Despite the outrage from fans, there are economic factors at play. When the decision was announced Tuesday morning, Jaguars owner Shad Khan and team president Mark Lamping cited revenue and the challenges of playing in a small market.
The Jaguars averaged 59,987 in the seven home games they played last season at TIAA Bank Field. The one game in London drew 84,771. But it’s worth noting that the seating capacity for TIAA Bank Field is 67,164, while Wembley Stadium is 90,000.
|First 5 home games of 2019 season||Attendance||Percentage of seats filled|
|Sunday, Sept. 8: Kansas City Chiefs||60,157||89%|
|Thursday, Sept. 19: Tennessee Titans||58,613||87%|
|Sunday, Oct. 13: New Orleans Saints||64,341||95%|
|Sunday, Oct. 27: New York Jets||57,833||86%|
|Sunday, Nov. 3: Houston Texans (London)||84,771||94%|
Part of the fanbase has pushed back, saying the front office should focus more on winning than the bottom line and the fans will show up in Jacksonville.
On Tuesday night, the Bold City Brigade posted a statement on Twitter, saying it “vehemently opposed” the decision to “take a second home game from the city of Jacksonville.” The group’s statement insinuated that Khan is too focused on revenue.
“We, as the largest organized group of Jaguar fans, would like to propose that Mr. Khan put more of a focus on producing a decent product on the field," the statement reads, in part.
Diehard Jaguars fans sounded just as fatalistic the next day when they flooded the phone lines at 1010 XL radio.
“Greatly overwhelmed by how much negative reaction we’ve been getting from fans,” said Tony Smith, host of 1010 XL’s “Jaguars Today.”
On Wednesday morning’s episode of the radio show, Smith, who has fielded phone calls from unhappy Jaguars fans for years, said he is hearing a tone that he has never heard before after the announcement that there will be a second home game in London in 2020.
“They way that they’re talking about not renewing, the way they’re talking about not being back is different than it has been before,” Smith said.
According to the Jaguars, there were 43,000 season ticket members in 2017 and 52,000 in 2018. Some season ticket holders told News4Jax that they are unhappy, but they still plan on another season with the team.
“At first, it was a little disappointing,” Michael Gowdy, a season ticket holder, said Wednesday. “We’re already losing one game, now we’re losing another one.”
Gowdy said the team on Tuesday sent him and other season ticket holders an email showing 2020 prices for them would go down 15% overall from what they paid in 2019.

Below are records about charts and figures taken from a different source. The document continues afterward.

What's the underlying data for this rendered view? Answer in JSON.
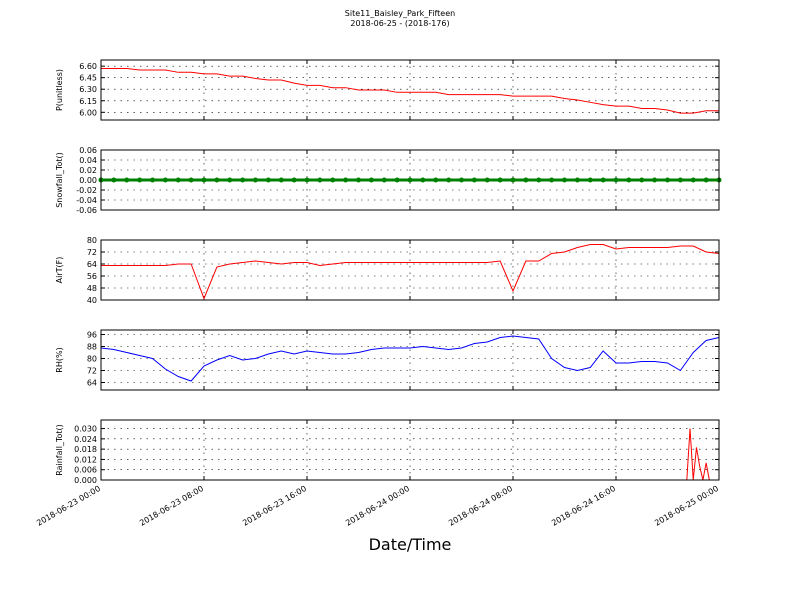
{
  "chart_data": [
    {
      "type": "line",
      "title": "Site11_Baisley_Park_Fifteen",
      "subtitle": "2018-06-25 - (2018-176)",
      "ylabel": "P(unitless)",
      "x": [
        "2018-06-23 00:00",
        "2018-06-23 01:00",
        "2018-06-23 02:00",
        "2018-06-23 03:00",
        "2018-06-23 04:00",
        "2018-06-23 05:00",
        "2018-06-23 06:00",
        "2018-06-23 07:00",
        "2018-06-23 08:00",
        "2018-06-23 09:00",
        "2018-06-23 10:00",
        "2018-06-23 11:00",
        "2018-06-23 12:00",
        "2018-06-23 13:00",
        "2018-06-23 14:00",
        "2018-06-23 15:00",
        "2018-06-23 16:00",
        "2018-06-23 17:00",
        "2018-06-23 18:00",
        "2018-06-23 19:00",
        "2018-06-23 20:00",
        "2018-06-23 21:00",
        "2018-06-23 22:00",
        "2018-06-23 23:00",
        "2018-06-24 00:00",
        "2018-06-24 01:00",
        "2018-06-24 02:00",
        "2018-06-24 03:00",
        "2018-06-24 04:00",
        "2018-06-24 05:00",
        "2018-06-24 06:00",
        "2018-06-24 07:00",
        "2018-06-24 08:00",
        "2018-06-24 09:00",
        "2018-06-24 10:00",
        "2018-06-24 11:00",
        "2018-06-24 12:00",
        "2018-06-24 13:00",
        "2018-06-24 14:00",
        "2018-06-24 15:00",
        "2018-06-24 16:00",
        "2018-06-24 17:00",
        "2018-06-24 18:00",
        "2018-06-24 19:00",
        "2018-06-24 20:00",
        "2018-06-24 21:00",
        "2018-06-24 22:00",
        "2018-06-24 23:00",
        "2018-06-25 00:00"
      ],
      "values": [
        6.57,
        6.57,
        6.57,
        6.55,
        6.55,
        6.55,
        6.52,
        6.52,
        6.5,
        6.5,
        6.47,
        6.47,
        6.44,
        6.42,
        6.42,
        6.38,
        6.35,
        6.35,
        6.32,
        6.32,
        6.29,
        6.29,
        6.29,
        6.26,
        6.26,
        6.26,
        6.26,
        6.23,
        6.23,
        6.23,
        6.23,
        6.23,
        6.21,
        6.21,
        6.21,
        6.21,
        6.18,
        6.16,
        6.13,
        6.1,
        6.08,
        6.08,
        6.05,
        6.05,
        6.03,
        5.99,
        5.99,
        6.02,
        6.02
      ],
      "color": "#ff0000",
      "ylim": [
        5.9,
        6.68
      ],
      "yticks": [
        {
          "value": 6.0,
          "label": "6.00"
        },
        6.15,
        {
          "value": 6.3,
          "label": "6.30"
        },
        6.45,
        {
          "value": 6.6,
          "label": "6.60"
        }
      ],
      "grid": true
    },
    {
      "type": "line",
      "ylabel": "Snowfall_Tot()",
      "marker": true,
      "x": [
        "2018-06-23 00:00",
        "2018-06-23 01:00",
        "2018-06-23 02:00",
        "2018-06-23 03:00",
        "2018-06-23 04:00",
        "2018-06-23 05:00",
        "2018-06-23 06:00",
        "2018-06-23 07:00",
        "2018-06-23 08:00",
        "2018-06-23 09:00",
        "2018-06-23 10:00",
        "2018-06-23 11:00",
        "2018-06-23 12:00",
        "2018-06-23 13:00",
        "2018-06-23 14:00",
        "2018-06-23 15:00",
        "2018-06-23 16:00",
        "2018-06-23 17:00",
        "2018-06-23 18:00",
        "2018-06-23 19:00",
        "2018-06-23 20:00",
        "2018-06-23 21:00",
        "2018-06-23 22:00",
        "2018-06-23 23:00",
        "2018-06-24 00:00",
        "2018-06-24 01:00",
        "2018-06-24 02:00",
        "2018-06-24 03:00",
        "2018-06-24 04:00",
        "2018-06-24 05:00",
        "2018-06-24 06:00",
        "2018-06-24 07:00",
        "2018-06-24 08:00",
        "2018-06-24 09:00",
        "2018-06-24 10:00",
        "2018-06-24 11:00",
        "2018-06-24 12:00",
        "2018-06-24 13:00",
        "2018-06-24 14:00",
        "2018-06-24 15:00",
        "2018-06-24 16:00",
        "2018-06-24 17:00",
        "2018-06-24 18:00",
        "2018-06-24 19:00",
        "2018-06-24 20:00",
        "2018-06-24 21:00",
        "2018-06-24 22:00",
        "2018-06-24 23:00",
        "2018-06-25 00:00"
      ],
      "values": [
        0,
        0,
        0,
        0,
        0,
        0,
        0,
        0,
        0,
        0,
        0,
        0,
        0,
        0,
        0,
        0,
        0,
        0,
        0,
        0,
        0,
        0,
        0,
        0,
        0,
        0,
        0,
        0,
        0,
        0,
        0,
        0,
        0,
        0,
        0,
        0,
        0,
        0,
        0,
        0,
        0,
        0,
        0,
        0,
        0,
        0,
        0,
        0,
        0
      ],
      "color": "#008000",
      "ylim": [
        -0.06,
        0.06
      ],
      "yticks": [
        -0.06,
        -0.04,
        -0.02,
        {
          "value": 0,
          "label": "0.00"
        },
        0.02,
        0.04,
        0.06
      ],
      "grid": true
    },
    {
      "type": "line",
      "ylabel": "AirT(F)",
      "x": [
        "2018-06-23 00:00",
        "2018-06-23 01:00",
        "2018-06-23 02:00",
        "2018-06-23 03:00",
        "2018-06-23 04:00",
        "2018-06-23 05:00",
        "2018-06-23 06:00",
        "2018-06-23 07:00",
        "2018-06-23 08:00",
        "2018-06-23 09:00",
        "2018-06-23 10:00",
        "2018-06-23 11:00",
        "2018-06-23 12:00",
        "2018-06-23 13:00",
        "2018-06-23 14:00",
        "2018-06-23 15:00",
        "2018-06-23 16:00",
        "2018-06-23 17:00",
        "2018-06-23 18:00",
        "2018-06-23 19:00",
        "2018-06-23 20:00",
        "2018-06-23 21:00",
        "2018-06-23 22:00",
        "2018-06-23 23:00",
        "2018-06-24 00:00",
        "2018-06-24 01:00",
        "2018-06-24 02:00",
        "2018-06-24 03:00",
        "2018-06-24 04:00",
        "2018-06-24 05:00",
        "2018-06-24 06:00",
        "2018-06-24 07:00",
        "2018-06-24 08:00",
        "2018-06-24 09:00",
        "2018-06-24 10:00",
        "2018-06-24 11:00",
        "2018-06-24 12:00",
        "2018-06-24 13:00",
        "2018-06-24 14:00",
        "2018-06-24 15:00",
        "2018-06-24 16:00",
        "2018-06-24 17:00",
        "2018-06-24 18:00",
        "2018-06-24 19:00",
        "2018-06-24 20:00",
        "2018-06-24 21:00",
        "2018-06-24 22:00",
        "2018-06-24 23:00",
        "2018-06-25 00:00"
      ],
      "values": [
        63,
        63,
        63,
        63,
        63,
        63,
        64,
        64,
        41,
        62,
        64,
        65,
        66,
        65,
        64,
        65,
        65,
        63,
        64,
        65,
        65,
        65,
        65,
        65,
        65,
        65,
        65,
        65,
        65,
        65,
        65,
        66,
        46,
        66,
        66,
        71,
        72,
        75,
        77,
        77,
        74,
        75,
        75,
        75,
        75,
        76,
        76,
        72,
        71
      ],
      "color": "#ff0000",
      "ylim": [
        40,
        80
      ],
      "yticks": [
        40,
        48,
        56,
        64,
        72,
        80
      ],
      "grid": true
    },
    {
      "type": "line",
      "ylabel": "RH(%)",
      "x": [
        "2018-06-23 00:00",
        "2018-06-23 01:00",
        "2018-06-23 02:00",
        "2018-06-23 03:00",
        "2018-06-23 04:00",
        "2018-06-23 05:00",
        "2018-06-23 06:00",
        "2018-06-23 07:00",
        "2018-06-23 08:00",
        "2018-06-23 09:00",
        "2018-06-23 10:00",
        "2018-06-23 11:00",
        "2018-06-23 12:00",
        "2018-06-23 13:00",
        "2018-06-23 14:00",
        "2018-06-23 15:00",
        "2018-06-23 16:00",
        "2018-06-23 17:00",
        "2018-06-23 18:00",
        "2018-06-23 19:00",
        "2018-06-23 20:00",
        "2018-06-23 21:00",
        "2018-06-23 22:00",
        "2018-06-23 23:00",
        "2018-06-24 00:00",
        "2018-06-24 01:00",
        "2018-06-24 02:00",
        "2018-06-24 03:00",
        "2018-06-24 04:00",
        "2018-06-24 05:00",
        "2018-06-24 06:00",
        "2018-06-24 07:00",
        "2018-06-24 08:00",
        "2018-06-24 09:00",
        "2018-06-24 10:00",
        "2018-06-24 11:00",
        "2018-06-24 12:00",
        "2018-06-24 13:00",
        "2018-06-24 14:00",
        "2018-06-24 15:00",
        "2018-06-24 16:00",
        "2018-06-24 17:00",
        "2018-06-24 18:00",
        "2018-06-24 19:00",
        "2018-06-24 20:00",
        "2018-06-24 21:00",
        "2018-06-24 22:00",
        "2018-06-24 23:00",
        "2018-06-25 00:00"
      ],
      "values": [
        87,
        86,
        84,
        82,
        80,
        73,
        68,
        65,
        75,
        79,
        82,
        79,
        80,
        83,
        85,
        83,
        85,
        84,
        83,
        83,
        84,
        86,
        87,
        87,
        87,
        88,
        87,
        86,
        87,
        90,
        91,
        94,
        95,
        94,
        93,
        80,
        74,
        72,
        74,
        85,
        77,
        77,
        78,
        78,
        77,
        72,
        84,
        92,
        94
      ],
      "color": "#0000ff",
      "ylim": [
        59,
        99
      ],
      "yticks": [
        64,
        72,
        80,
        88,
        96
      ],
      "grid": true
    },
    {
      "type": "line",
      "ylabel": "Rainfall_Tot()",
      "xlabel": "Date/Time",
      "x": [
        "2018-06-23 00:00",
        "2018-06-23 04:00",
        "2018-06-23 08:00",
        "2018-06-23 12:00",
        "2018-06-23 16:00",
        "2018-06-23 20:00",
        "2018-06-24 00:00",
        "2018-06-24 04:00",
        "2018-06-24 08:00",
        "2018-06-24 12:00",
        "2018-06-24 16:00",
        "2018-06-24 20:00",
        "2018-06-24 21:30",
        "2018-06-24 21:45",
        "2018-06-24 22:00",
        "2018-06-24 22:15",
        "2018-06-24 22:30",
        "2018-06-24 22:45",
        "2018-06-24 23:00",
        "2018-06-24 23:15",
        "2018-06-25 00:00"
      ],
      "values": [
        0,
        0,
        0,
        0,
        0,
        0,
        0,
        0,
        0,
        0,
        0,
        0,
        0,
        0.03,
        0,
        0.019,
        0.008,
        0,
        0.01,
        0,
        0
      ],
      "color": "#ff0000",
      "ylim": [
        0,
        0.035
      ],
      "yticks": [
        {
          "value": 0,
          "label": "0.000"
        },
        0.006,
        0.012,
        0.018,
        0.024,
        {
          "value": 0.03,
          "label": "0.030"
        }
      ],
      "grid": true,
      "xlim": [
        "2018-06-23 00:00",
        "2018-06-25 00:00"
      ],
      "xticks": [
        "2018-06-23 00:00",
        "2018-06-23 08:00",
        "2018-06-23 16:00",
        "2018-06-24 00:00",
        "2018-06-24 08:00",
        "2018-06-24 16:00",
        "2018-06-25 00:00"
      ]
    }
  ]
}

“Like I said, it sucked, but the price is right now," Gowdy said. “They made it right on the price.”
The opposition to the London decision grew even more apparent Wednesday when the Duval Coalition, an effort to bring together Jaguars fans who oppose moving two games to London, began to circulate on Twitter. The effort includes a petition-like website where fans have the option to click: “I oppose taking games away from Jacksonville.”

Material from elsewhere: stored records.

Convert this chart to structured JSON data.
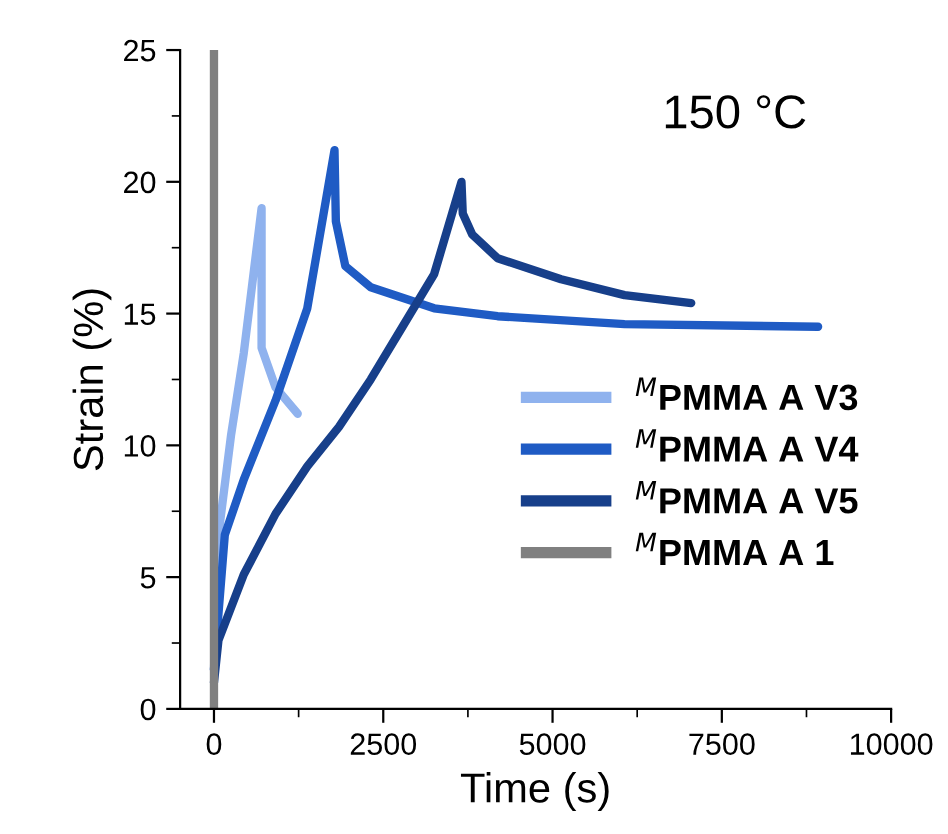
{
  "chart_data": {
    "type": "line",
    "xlabel": "Time (s)",
    "ylabel": "Strain (%)",
    "annotations": [
      "150 °C"
    ],
    "xlim": [
      -500,
      10000
    ],
    "xticks": [
      0,
      2500,
      5000,
      7500,
      10000
    ],
    "ylim": [
      0,
      25
    ],
    "yticks": [
      0,
      5,
      10,
      15,
      20,
      25
    ],
    "grid": false,
    "legend": "right",
    "marker": "none",
    "line_style": "solid",
    "series": [
      {
        "name": "$^{M}$PMMA A V3",
        "color": "#8fb2ee",
        "x": [
          0,
          66,
          253,
          440,
          703,
          703,
          909,
          1237
        ],
        "values": [
          1.5,
          6.6,
          10.4,
          13.5,
          19.0,
          13.7,
          12.2,
          11.2
        ]
      },
      {
        "name": "$^{M}$PMMA A V4",
        "color": "#1f5bc4",
        "x": [
          0,
          160,
          440,
          909,
          1378,
          1780,
          1800,
          1940,
          2315,
          3252,
          4189,
          6063,
          8922
        ],
        "values": [
          1.5,
          6.6,
          8.7,
          11.7,
          15.2,
          21.2,
          18.5,
          16.8,
          16.0,
          15.2,
          14.9,
          14.6,
          14.5
        ]
      },
      {
        "name": "$^{M}$PMMA A V5",
        "color": "#173f8a",
        "x": [
          0,
          66,
          440,
          909,
          1378,
          1846,
          2315,
          2784,
          3252,
          3655,
          3674,
          3814,
          4189,
          5126,
          6063,
          7048
        ],
        "values": [
          1.0,
          2.6,
          5.1,
          7.4,
          9.2,
          10.7,
          12.5,
          14.5,
          16.5,
          20.0,
          18.8,
          18.0,
          17.1,
          16.3,
          15.7,
          15.4
        ]
      },
      {
        "name": "$^{M}$PMMA A 1",
        "color": "#808080",
        "x": [
          0,
          0,
          0,
          0,
          0
        ],
        "values": [
          0,
          5,
          12.5,
          20,
          25
        ]
      }
    ]
  }
}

When asked about the team’s decision, Mayor Lenny Curry told News4Jax that he’s a fan first, but he also understands the business side of it all.

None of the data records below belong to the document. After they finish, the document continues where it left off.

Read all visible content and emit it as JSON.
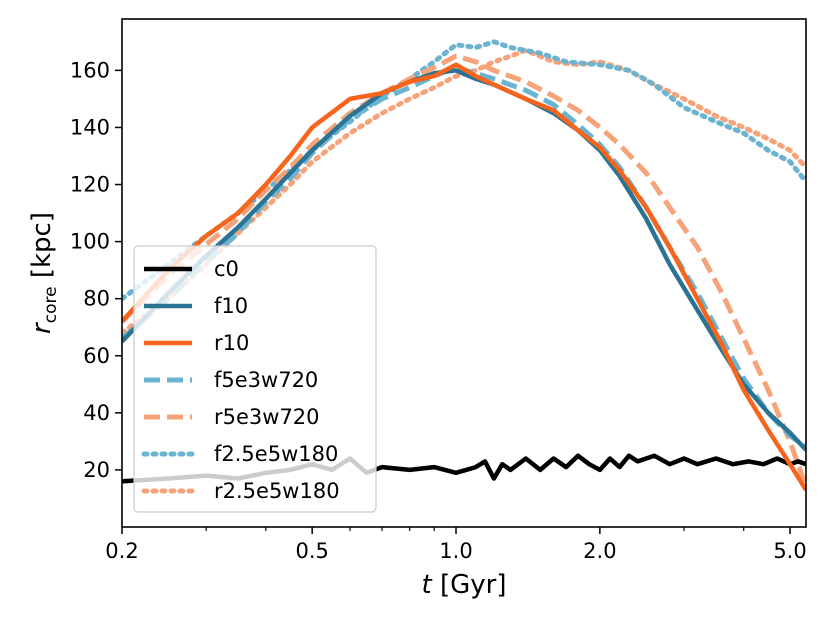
{
  "chart_data": {
    "type": "line",
    "title": "",
    "xlabel_italic": "t",
    "xlabel_rest": " [Gyr]",
    "ylabel_main": "r",
    "ylabel_sub": "core",
    "ylabel_unit": " [kpc]",
    "xscale": "log",
    "xlim": [
      0.2,
      5.4
    ],
    "ylim": [
      0,
      178
    ],
    "xticks": [
      {
        "value": 0.2,
        "label": "0.2"
      },
      {
        "value": 0.5,
        "label": "0.5"
      },
      {
        "value": 1.0,
        "label": "1.0"
      },
      {
        "value": 2.0,
        "label": "2.0"
      },
      {
        "value": 5.0,
        "label": "5.0"
      }
    ],
    "yticks": [
      {
        "value": 20,
        "label": "20"
      },
      {
        "value": 40,
        "label": "40"
      },
      {
        "value": 60,
        "label": "60"
      },
      {
        "value": 80,
        "label": "80"
      },
      {
        "value": 100,
        "label": "100"
      },
      {
        "value": 120,
        "label": "120"
      },
      {
        "value": 140,
        "label": "140"
      },
      {
        "value": 160,
        "label": "160"
      }
    ],
    "grid": false,
    "legend_position": "lower-left",
    "series": [
      {
        "name": "r2.5e5w180",
        "color": "#f7a37a",
        "style": "dotted",
        "x": [
          0.2,
          0.25,
          0.3,
          0.35,
          0.4,
          0.45,
          0.5,
          0.6,
          0.7,
          0.8,
          0.9,
          1.0,
          1.1,
          1.2,
          1.3,
          1.4,
          1.6,
          1.8,
          2.0,
          2.3,
          2.6,
          3.0,
          3.5,
          4.0,
          4.5,
          5.0,
          5.4
        ],
        "y": [
          68,
          80,
          92,
          103,
          112,
          120,
          128,
          138,
          145,
          150,
          154,
          158,
          160,
          163,
          165,
          167,
          163,
          162,
          163,
          160,
          155,
          150,
          144,
          140,
          136,
          132,
          126
        ]
      },
      {
        "name": "f2.5e5w180",
        "color": "#6ab4d2",
        "style": "dotted",
        "x": [
          0.2,
          0.25,
          0.3,
          0.35,
          0.4,
          0.45,
          0.5,
          0.6,
          0.7,
          0.8,
          0.9,
          1.0,
          1.1,
          1.2,
          1.3,
          1.5,
          1.7,
          2.0,
          2.3,
          2.6,
          3.0,
          3.5,
          4.0,
          4.5,
          5.0,
          5.4
        ],
        "y": [
          80,
          92,
          102,
          110,
          118,
          125,
          132,
          142,
          151,
          157,
          163,
          169,
          168,
          170,
          168,
          166,
          163,
          162,
          160,
          155,
          147,
          142,
          138,
          132,
          128,
          121
        ]
      },
      {
        "name": "r5e3w720",
        "color": "#f7a37a",
        "style": "dashed",
        "x": [
          0.2,
          0.25,
          0.3,
          0.35,
          0.4,
          0.45,
          0.5,
          0.6,
          0.7,
          0.8,
          0.9,
          1.0,
          1.1,
          1.2,
          1.4,
          1.6,
          1.8,
          2.0,
          2.2,
          2.5,
          2.8,
          3.2,
          3.6,
          4.0,
          4.5,
          5.0,
          5.4
        ],
        "y": [
          72,
          88,
          99,
          108,
          118,
          126,
          134,
          145,
          152,
          157,
          161,
          165,
          163,
          160,
          156,
          151,
          146,
          140,
          134,
          124,
          112,
          98,
          82,
          66,
          48,
          30,
          14
        ]
      },
      {
        "name": "f5e3w720",
        "color": "#6ab4d2",
        "style": "dashed",
        "x": [
          0.2,
          0.25,
          0.3,
          0.35,
          0.4,
          0.45,
          0.5,
          0.6,
          0.7,
          0.8,
          0.9,
          1.0,
          1.1,
          1.2,
          1.4,
          1.6,
          1.8,
          2.0,
          2.2,
          2.5,
          2.8,
          3.2,
          3.6,
          4.0,
          4.5,
          5.0,
          5.4
        ],
        "y": [
          66,
          80,
          93,
          103,
          114,
          122,
          131,
          143,
          150,
          154,
          158,
          161,
          159,
          157,
          153,
          148,
          141,
          134,
          126,
          112,
          98,
          82,
          66,
          52,
          40,
          32,
          28
        ]
      },
      {
        "name": "c0",
        "color": "#000000",
        "style": "solid",
        "x": [
          0.2,
          0.25,
          0.3,
          0.35,
          0.4,
          0.45,
          0.5,
          0.55,
          0.6,
          0.65,
          0.7,
          0.8,
          0.9,
          1.0,
          1.05,
          1.1,
          1.15,
          1.2,
          1.25,
          1.3,
          1.4,
          1.5,
          1.6,
          1.7,
          1.8,
          1.9,
          2.0,
          2.1,
          2.2,
          2.3,
          2.4,
          2.6,
          2.8,
          3.0,
          3.2,
          3.5,
          3.8,
          4.1,
          4.4,
          4.7,
          5.0,
          5.2,
          5.4
        ],
        "y": [
          16,
          17,
          18,
          17,
          19,
          20,
          22,
          20,
          24,
          19,
          21,
          20,
          21,
          19,
          20,
          21,
          23,
          17,
          22,
          20,
          24,
          20,
          24,
          21,
          25,
          22,
          20,
          24,
          21,
          25,
          23,
          25,
          22,
          24,
          22,
          24,
          22,
          23,
          22,
          24,
          22,
          23,
          22
        ]
      },
      {
        "name": "f10",
        "color": "#2b7393",
        "style": "solid",
        "x": [
          0.2,
          0.25,
          0.3,
          0.35,
          0.4,
          0.45,
          0.5,
          0.6,
          0.7,
          0.8,
          0.9,
          1.0,
          1.1,
          1.2,
          1.4,
          1.6,
          1.8,
          2.0,
          2.2,
          2.5,
          2.8,
          3.2,
          3.6,
          4.0,
          4.5,
          5.0,
          5.4
        ],
        "y": [
          65,
          82,
          95,
          105,
          115,
          124,
          132,
          144,
          152,
          156,
          159,
          160,
          157,
          155,
          150,
          145,
          139,
          132,
          123,
          108,
          92,
          76,
          62,
          50,
          40,
          33,
          27
        ]
      },
      {
        "name": "r10",
        "color": "#f7641a",
        "style": "solid",
        "x": [
          0.2,
          0.25,
          0.3,
          0.35,
          0.4,
          0.45,
          0.5,
          0.6,
          0.7,
          0.8,
          0.9,
          1.0,
          1.1,
          1.2,
          1.4,
          1.6,
          1.8,
          2.0,
          2.2,
          2.5,
          2.8,
          3.2,
          3.6,
          4.0,
          4.5,
          5.0,
          5.4
        ],
        "y": [
          72,
          90,
          102,
          110,
          120,
          130,
          140,
          150,
          152,
          156,
          158,
          162,
          158,
          155,
          150,
          146,
          139,
          133,
          125,
          112,
          98,
          80,
          64,
          48,
          34,
          22,
          13
        ]
      }
    ],
    "legend": [
      {
        "label": "c0",
        "color": "#000000",
        "style": "solid"
      },
      {
        "label": "f10",
        "color": "#2b7393",
        "style": "solid"
      },
      {
        "label": "r10",
        "color": "#f7641a",
        "style": "solid"
      },
      {
        "label": "f5e3w720",
        "color": "#6ab4d2",
        "style": "dashed"
      },
      {
        "label": "r5e3w720",
        "color": "#f7a37a",
        "style": "dashed"
      },
      {
        "label": "f2.5e5w180",
        "color": "#6ab4d2",
        "style": "dotted"
      },
      {
        "label": "r2.5e5w180",
        "color": "#f7a37a",
        "style": "dotted"
      }
    ]
  }
}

“They’ve said all along that they’re going to do things that stabilize the franchise so that it remains in Jacksonville. And the things that they’ve done have demonstrated that to me," the mayor said Wednesday. "Would I like there to be eight home games? Absolutely. But that’s not the reality of what we’re facing right now.”
There was also speculation at 1010 XL about whether the London move could be part of a plan to get Jacksonville to pony up money for a new stadium in a few years.